# Don't know what to think. Advice please!!



## rocky1 (Mar 31, 2013)

Hello. New to the site and looking for some guidance. 
I suffer from anxiety and depression. My wife and I have been married for 14 years. I'm not sure where to start and am going to try to not carry on to much here. 
When things are good they are good. There just seems to be so many ups and downs. We have always had a good sexual relationship but it has change. I feel guilty anymore asking for for it and it has always been me to insinuate sex in our relationship. 
My wife travels for work sometimes and I've always had a hard time when she's gone. My anxiety kicks in and I worry constantly. And this makes her so mad. Her remarks have not helped my situation any.

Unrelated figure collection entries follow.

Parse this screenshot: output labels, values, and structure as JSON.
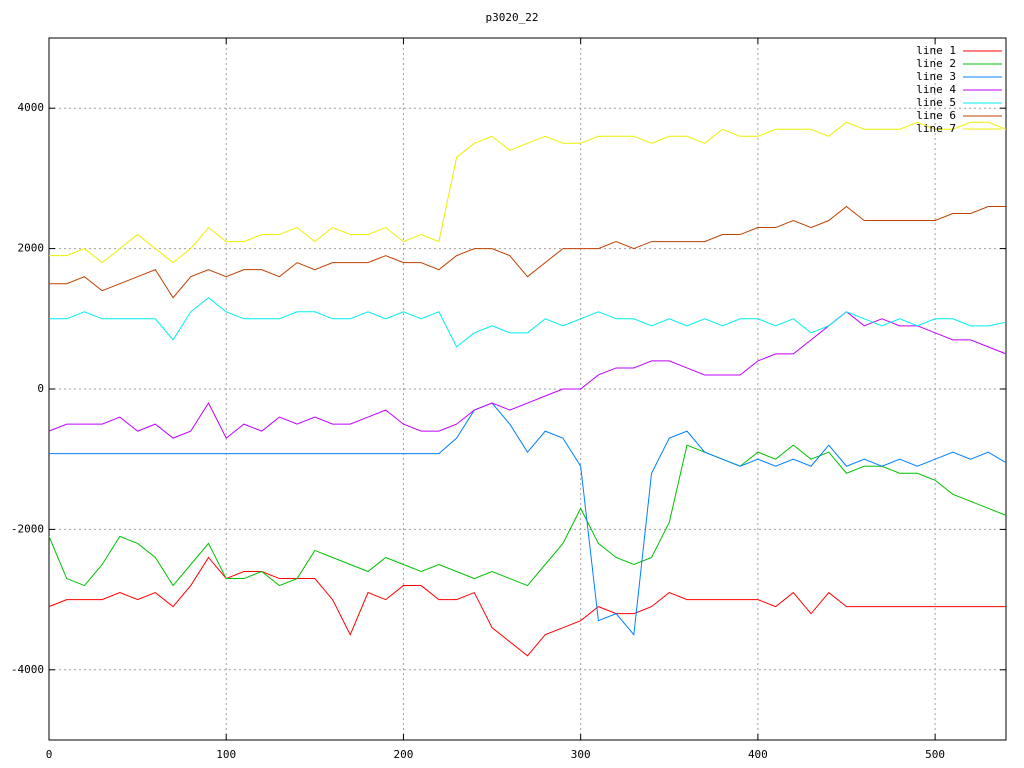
{
  "chart_data": {
    "type": "line",
    "title": "p3020_22",
    "x": [
      0,
      10,
      20,
      30,
      40,
      50,
      60,
      70,
      80,
      90,
      100,
      110,
      120,
      130,
      140,
      150,
      160,
      170,
      180,
      190,
      200,
      210,
      220,
      230,
      240,
      250,
      260,
      270,
      280,
      290,
      300,
      310,
      320,
      330,
      340,
      350,
      360,
      370,
      380,
      390,
      400,
      410,
      420,
      430,
      440,
      450,
      460,
      470,
      480,
      490,
      500,
      510,
      520,
      530,
      540
    ],
    "series": [
      {
        "name": "line 1",
        "color": "#ff0000",
        "values": [
          -3100,
          -3000,
          -3000,
          -3000,
          -2900,
          -3000,
          -2900,
          -3100,
          -2800,
          -2400,
          -2700,
          -2600,
          -2600,
          -2700,
          -2700,
          -2700,
          -3000,
          -3500,
          -2900,
          -3000,
          -2800,
          -2800,
          -3000,
          -3000,
          -2900,
          -3400,
          -3600,
          -3800,
          -3500,
          -3400,
          -3300,
          -3100,
          -3200,
          -3200,
          -3100,
          -2900,
          -3000,
          -3000,
          -3000,
          -3000,
          -3000,
          -3100,
          -2900,
          -3200,
          -2900,
          -3100,
          -3100,
          -3100,
          -3100,
          -3100,
          -3100,
          -3100,
          -3100,
          -3100,
          -3100
        ]
      },
      {
        "name": "line 2",
        "color": "#00c000",
        "values": [
          -2100,
          -2700,
          -2800,
          -2500,
          -2100,
          -2200,
          -2400,
          -2800,
          -2500,
          -2200,
          -2700,
          -2700,
          -2600,
          -2800,
          -2700,
          -2300,
          -2400,
          -2500,
          -2600,
          -2400,
          -2500,
          -2600,
          -2500,
          -2600,
          -2700,
          -2600,
          -2700,
          -2800,
          -2500,
          -2200,
          -1700,
          -2200,
          -2400,
          -2500,
          -2400,
          -1900,
          -800,
          -900,
          -1000,
          -1100,
          -900,
          -1000,
          -800,
          -1000,
          -900,
          -1200,
          -1100,
          -1100,
          -1200,
          -1200,
          -1300,
          -1500,
          -1600,
          -1700,
          -1800
        ]
      },
      {
        "name": "line 3",
        "color": "#0080ff",
        "values": [
          -920,
          -920,
          -920,
          -920,
          -920,
          -920,
          -920,
          -920,
          -920,
          -920,
          -920,
          -920,
          -920,
          -920,
          -920,
          -920,
          -920,
          -920,
          -920,
          -920,
          -920,
          -920,
          -920,
          -700,
          -300,
          -200,
          -500,
          -900,
          -600,
          -700,
          -1100,
          -3300,
          -3200,
          -3500,
          -1200,
          -700,
          -600,
          -900,
          -1000,
          -1100,
          -1000,
          -1100,
          -1000,
          -1100,
          -800,
          -1100,
          -1000,
          -1100,
          -1000,
          -1100,
          -1000,
          -900,
          -1000,
          -900,
          -1050
        ]
      },
      {
        "name": "line 4",
        "color": "#c000ff",
        "values": [
          -600,
          -500,
          -500,
          -500,
          -400,
          -600,
          -500,
          -700,
          -600,
          -200,
          -700,
          -500,
          -600,
          -400,
          -500,
          -400,
          -500,
          -500,
          -400,
          -300,
          -500,
          -600,
          -600,
          -500,
          -300,
          -200,
          -300,
          -200,
          -100,
          0,
          0,
          200,
          300,
          300,
          400,
          400,
          300,
          200,
          200,
          200,
          400,
          500,
          500,
          700,
          900,
          1100,
          900,
          1000,
          900,
          900,
          800,
          700,
          700,
          600,
          500
        ]
      },
      {
        "name": "line 5",
        "color": "#00eeee",
        "values": [
          1000,
          1000,
          1100,
          1000,
          1000,
          1000,
          1000,
          700,
          1100,
          1300,
          1100,
          1000,
          1000,
          1000,
          1100,
          1100,
          1000,
          1000,
          1100,
          1000,
          1100,
          1000,
          1100,
          600,
          800,
          900,
          800,
          800,
          1000,
          900,
          1000,
          1100,
          1000,
          1000,
          900,
          1000,
          900,
          1000,
          900,
          1000,
          1000,
          900,
          1000,
          800,
          900,
          1100,
          1000,
          900,
          1000,
          900,
          1000,
          1000,
          900,
          900,
          950
        ]
      },
      {
        "name": "line 6",
        "color": "#c04000",
        "values": [
          1500,
          1500,
          1600,
          1400,
          1500,
          1600,
          1700,
          1300,
          1600,
          1700,
          1600,
          1700,
          1700,
          1600,
          1800,
          1700,
          1800,
          1800,
          1800,
          1900,
          1800,
          1800,
          1700,
          1900,
          2000,
          2000,
          1900,
          1600,
          1800,
          2000,
          2000,
          2000,
          2100,
          2000,
          2100,
          2100,
          2100,
          2100,
          2200,
          2200,
          2300,
          2300,
          2400,
          2300,
          2400,
          2600,
          2400,
          2400,
          2400,
          2400,
          2400,
          2500,
          2500,
          2600,
          2600
        ]
      },
      {
        "name": "line 7",
        "color": "#eeee00",
        "values": [
          1900,
          1900,
          2000,
          1800,
          2000,
          2200,
          2000,
          1800,
          2000,
          2300,
          2100,
          2100,
          2200,
          2200,
          2300,
          2100,
          2300,
          2200,
          2200,
          2300,
          2100,
          2200,
          2100,
          3300,
          3500,
          3600,
          3400,
          3500,
          3600,
          3500,
          3500,
          3600,
          3600,
          3600,
          3500,
          3600,
          3600,
          3500,
          3700,
          3600,
          3600,
          3700,
          3700,
          3700,
          3600,
          3800,
          3700,
          3700,
          3700,
          3800,
          3700,
          3700,
          3800,
          3800,
          3700
        ]
      }
    ],
    "xlim": [
      0,
      540
    ],
    "xticks": [
      0,
      100,
      200,
      300,
      400,
      500
    ],
    "ylim": [
      -5000,
      5000
    ],
    "yticks": [
      -4000,
      -2000,
      0,
      2000,
      4000
    ],
    "grid": true,
    "legend": "top-right"
  }
}
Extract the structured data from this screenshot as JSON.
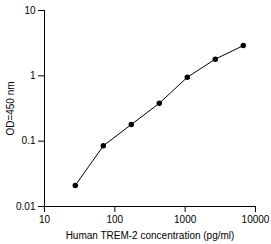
{
  "chart_data": {
    "type": "line",
    "x_label": "Human TREM-2 concentration (pg/ml)",
    "y_label": "OD=450 nm",
    "x": [
      27.4,
      68.6,
      171.5,
      428.7,
      1071.8,
      2679.5,
      6698.7
    ],
    "values": [
      0.021,
      0.085,
      0.18,
      0.38,
      0.95,
      1.8,
      2.9
    ],
    "color": "#000000",
    "marker": "circle",
    "line_style": "solid",
    "log": true,
    "grid": false,
    "xlim": [
      10,
      10000
    ],
    "xticks": [
      10,
      100,
      1000,
      10000
    ],
    "ylim": [
      0.01,
      10
    ],
    "yticks": [
      0.01,
      0.1,
      1,
      10
    ]
  }
}
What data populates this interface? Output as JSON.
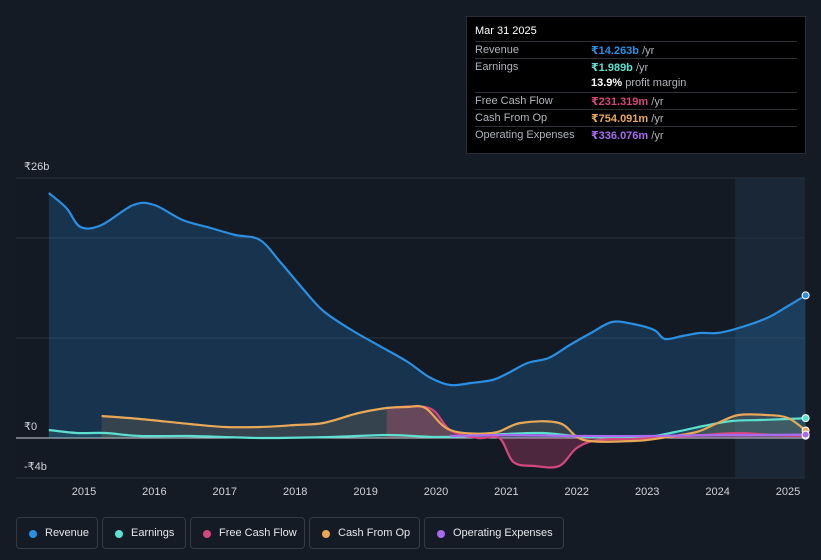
{
  "chart_data": {
    "type": "area",
    "title": "",
    "ylim": [
      -4,
      26
    ],
    "y_tick_labels": [
      "₹26b",
      "₹0",
      "-₹4b"
    ],
    "x_tick_labels": [
      "2015",
      "2016",
      "2017",
      "2018",
      "2019",
      "2020",
      "2021",
      "2022",
      "2023",
      "2024",
      "2025"
    ],
    "unit": "₹ billions",
    "series": [
      {
        "name": "Revenue",
        "color": "#2a8fe2",
        "points": [
          [
            2014.5,
            24.5
          ],
          [
            2014.75,
            23.0
          ],
          [
            2014.95,
            21.1
          ],
          [
            2015.25,
            21.3
          ],
          [
            2015.7,
            23.3
          ],
          [
            2016.0,
            23.3
          ],
          [
            2016.4,
            21.8
          ],
          [
            2016.8,
            21.0
          ],
          [
            2017.15,
            20.3
          ],
          [
            2017.5,
            19.8
          ],
          [
            2017.8,
            17.5
          ],
          [
            2018.1,
            15.0
          ],
          [
            2018.4,
            12.7
          ],
          [
            2018.8,
            10.8
          ],
          [
            2019.2,
            9.2
          ],
          [
            2019.6,
            7.6
          ],
          [
            2019.9,
            6.1
          ],
          [
            2020.2,
            5.3
          ],
          [
            2020.5,
            5.5
          ],
          [
            2020.8,
            5.8
          ],
          [
            2021.0,
            6.4
          ],
          [
            2021.3,
            7.5
          ],
          [
            2021.6,
            8.0
          ],
          [
            2021.9,
            9.3
          ],
          [
            2022.2,
            10.5
          ],
          [
            2022.5,
            11.6
          ],
          [
            2022.8,
            11.4
          ],
          [
            2023.1,
            10.8
          ],
          [
            2023.25,
            9.9
          ],
          [
            2023.5,
            10.2
          ],
          [
            2023.75,
            10.5
          ],
          [
            2024.0,
            10.5
          ],
          [
            2024.3,
            11.0
          ],
          [
            2024.7,
            12.0
          ],
          [
            2025.0,
            13.2
          ],
          [
            2025.25,
            14.263
          ]
        ]
      },
      {
        "name": "Earnings",
        "color": "#5ee0d0",
        "points": [
          [
            2014.5,
            0.8
          ],
          [
            2014.9,
            0.5
          ],
          [
            2015.3,
            0.5
          ],
          [
            2015.8,
            0.2
          ],
          [
            2016.5,
            0.2
          ],
          [
            2017.5,
            0.0
          ],
          [
            2018.5,
            0.1
          ],
          [
            2019.3,
            0.3
          ],
          [
            2020.0,
            0.1
          ],
          [
            2020.5,
            0.2
          ],
          [
            2021.0,
            0.4
          ],
          [
            2021.5,
            0.5
          ],
          [
            2022.0,
            0.2
          ],
          [
            2022.5,
            0.0
          ],
          [
            2023.0,
            0.1
          ],
          [
            2023.4,
            0.6
          ],
          [
            2023.8,
            1.2
          ],
          [
            2024.2,
            1.7
          ],
          [
            2024.6,
            1.8
          ],
          [
            2025.0,
            1.9
          ],
          [
            2025.25,
            1.989
          ]
        ]
      },
      {
        "name": "Free Cash Flow",
        "color": "#d4477c",
        "points": [
          [
            2019.3,
            3.0
          ],
          [
            2019.9,
            3.0
          ],
          [
            2020.2,
            0.8
          ],
          [
            2020.6,
            0.0
          ],
          [
            2020.9,
            0.0
          ],
          [
            2021.1,
            -2.4
          ],
          [
            2021.4,
            -2.8
          ],
          [
            2021.75,
            -2.8
          ],
          [
            2022.0,
            -1.0
          ],
          [
            2022.3,
            -0.2
          ],
          [
            2022.8,
            -0.1
          ],
          [
            2023.3,
            0.1
          ],
          [
            2023.8,
            0.3
          ],
          [
            2024.3,
            0.5
          ],
          [
            2024.8,
            0.3
          ],
          [
            2025.25,
            0.231
          ]
        ]
      },
      {
        "name": "Cash From Op",
        "color": "#e8a857",
        "points": [
          [
            2015.25,
            2.2
          ],
          [
            2015.8,
            1.9
          ],
          [
            2016.5,
            1.4
          ],
          [
            2017.0,
            1.1
          ],
          [
            2017.5,
            1.1
          ],
          [
            2018.0,
            1.3
          ],
          [
            2018.4,
            1.5
          ],
          [
            2018.9,
            2.5
          ],
          [
            2019.3,
            3.0
          ],
          [
            2019.6,
            3.1
          ],
          [
            2019.85,
            3.0
          ],
          [
            2020.2,
            0.8
          ],
          [
            2020.8,
            0.5
          ],
          [
            2021.2,
            1.5
          ],
          [
            2021.75,
            1.5
          ],
          [
            2022.1,
            -0.2
          ],
          [
            2022.8,
            -0.3
          ],
          [
            2023.2,
            0.0
          ],
          [
            2023.7,
            0.6
          ],
          [
            2024.0,
            1.5
          ],
          [
            2024.3,
            2.3
          ],
          [
            2024.7,
            2.3
          ],
          [
            2025.0,
            2.0
          ],
          [
            2025.25,
            0.754
          ]
        ]
      },
      {
        "name": "Operating Expenses",
        "color": "#a86bf0",
        "points": [
          [
            2020.2,
            0.2
          ],
          [
            2021.0,
            0.3
          ],
          [
            2022.0,
            0.2
          ],
          [
            2023.0,
            0.2
          ],
          [
            2024.0,
            0.3
          ],
          [
            2024.5,
            0.3
          ],
          [
            2025.25,
            0.336
          ]
        ]
      }
    ],
    "forecast_start": 2024.25
  },
  "tooltip": {
    "date": "Mar 31 2025",
    "rows": [
      {
        "label": "Revenue",
        "value": "₹14.263b",
        "unit": "/yr",
        "color": "#2a8fe2"
      },
      {
        "label": "Earnings",
        "value": "₹1.989b",
        "unit": "/yr",
        "color": "#5ee0d0"
      },
      {
        "label": "",
        "value": "13.9%",
        "unit": "profit margin",
        "color": "#ffffff"
      },
      {
        "label": "Free Cash Flow",
        "value": "₹231.319m",
        "unit": "/yr",
        "color": "#d4477c"
      },
      {
        "label": "Cash From Op",
        "value": "₹754.091m",
        "unit": "/yr",
        "color": "#e8a857"
      },
      {
        "label": "Operating Expenses",
        "value": "₹336.076m",
        "unit": "/yr",
        "color": "#a86bf0"
      }
    ]
  },
  "legend": [
    {
      "label": "Revenue",
      "color": "#2a8fe2"
    },
    {
      "label": "Earnings",
      "color": "#5ee0d0"
    },
    {
      "label": "Free Cash Flow",
      "color": "#d4477c"
    },
    {
      "label": "Cash From Op",
      "color": "#e8a857"
    },
    {
      "label": "Operating Expenses",
      "color": "#a86bf0"
    }
  ]
}
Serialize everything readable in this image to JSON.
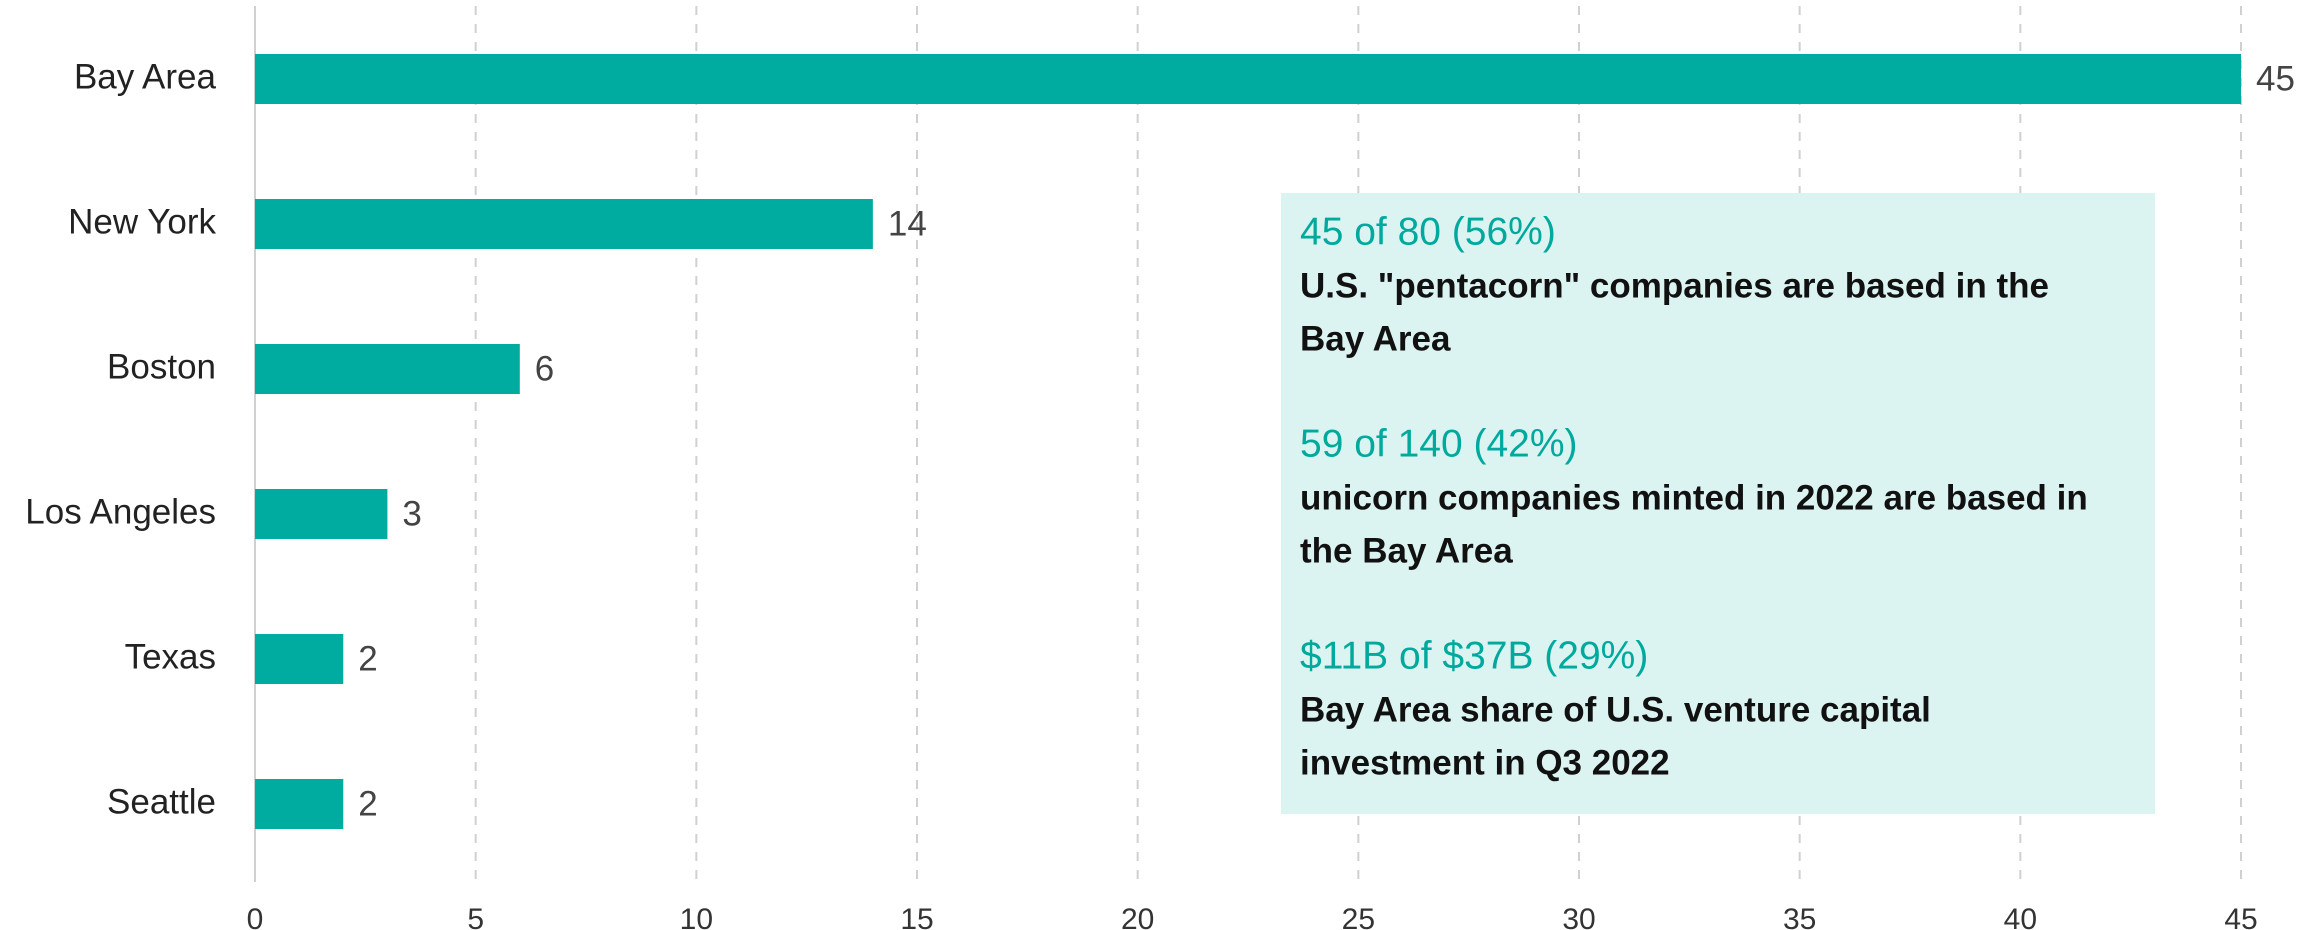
{
  "chart_data": {
    "type": "bar",
    "orientation": "horizontal",
    "categories": [
      "Bay Area",
      "New York",
      "Boston",
      "Los Angeles",
      "Texas",
      "Seattle"
    ],
    "values": [
      45,
      14,
      6,
      3,
      2,
      2
    ],
    "color": "#00ab9f",
    "xlim": [
      0,
      45
    ],
    "xticks": [
      0,
      5,
      10,
      15,
      20,
      25,
      30,
      35,
      40,
      45
    ],
    "grid": true,
    "annotations": [
      {
        "headline": "45 of 80 (56%)",
        "lines": [
          "U.S. \"pentacorn\" companies are based in the",
          "Bay Area"
        ]
      },
      {
        "headline": "59 of 140 (42%)",
        "lines": [
          "unicorn companies minted in 2022 are based in",
          "the Bay Area"
        ]
      },
      {
        "headline": "$11B of $37B (29%)",
        "lines": [
          "Bay Area share of U.S. venture capital",
          "investment in Q3 2022"
        ]
      }
    ]
  }
}
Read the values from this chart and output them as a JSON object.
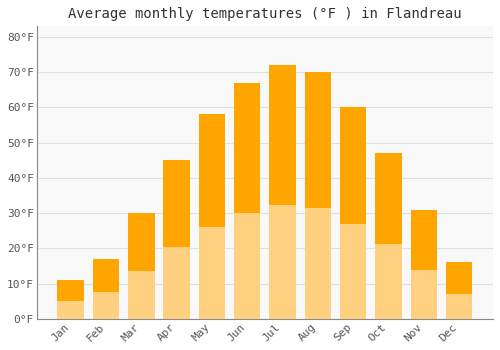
{
  "title": "Average monthly temperatures (°F ) in Flandreau",
  "months": [
    "Jan",
    "Feb",
    "Mar",
    "Apr",
    "May",
    "Jun",
    "Jul",
    "Aug",
    "Sep",
    "Oct",
    "Nov",
    "Dec"
  ],
  "values": [
    11,
    17,
    30,
    45,
    58,
    67,
    72,
    70,
    60,
    47,
    31,
    16
  ],
  "bar_color": "#FFA500",
  "bar_color_light": "#FFD080",
  "ylim": [
    0,
    83
  ],
  "yticks": [
    0,
    10,
    20,
    30,
    40,
    50,
    60,
    70,
    80
  ],
  "ytick_labels": [
    "0°F",
    "10°F",
    "20°F",
    "30°F",
    "40°F",
    "50°F",
    "60°F",
    "70°F",
    "80°F"
  ],
  "background_color": "#ffffff",
  "plot_bg_color": "#f9f9f9",
  "grid_color": "#e0e0e0",
  "bar_edge_color": "none",
  "title_fontsize": 10,
  "tick_fontsize": 8,
  "tick_color": "#555555",
  "title_color": "#333333",
  "spine_color": "#888888"
}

She tells me I'm not the same person she married and I know that and I'm trying. She told me physically ( as in I've put on some wait) that im not the same person. I know this to but sometimes she can be a little harsh about it. She knows i have insecurity problems as well and that hurts. She makes comments about how I parent our children and makes me feel like I 'M not a good father. Like I said things can go great and then a get in these moods and it kills everything. 
We always sit down and talk about issues but I feel everything I say is wrong and she is right and feel she doesnt even want to meet me in the middle to help. That last state from her I am not dealing with was about our love for each other. I always complement her and hug her, kiss her on the back of the neck when we're making dinner in the kitchen just to show her I m here. She has a hard time showing me this and tells me love is more than physical approaches its emotional to. So I asked her why she cant show me emotional love to. Her answer is " I dont have emotions like that for you anymore. I still love you but not that way." What does this mean?!!! Please help. with advice.


----------



## Thor (Oct 31, 2011)

I suggest you read the book "No More Mr. Nice Guy".

Your anxiety and depression might also benefit from the nutrition advice in The Mood Cure: The 4-Step Program to Take Charge of Your Emotions--Today: Julia Ross: 9780142003640: Amazon.com: Books .


----------



## scatty (Mar 15, 2013)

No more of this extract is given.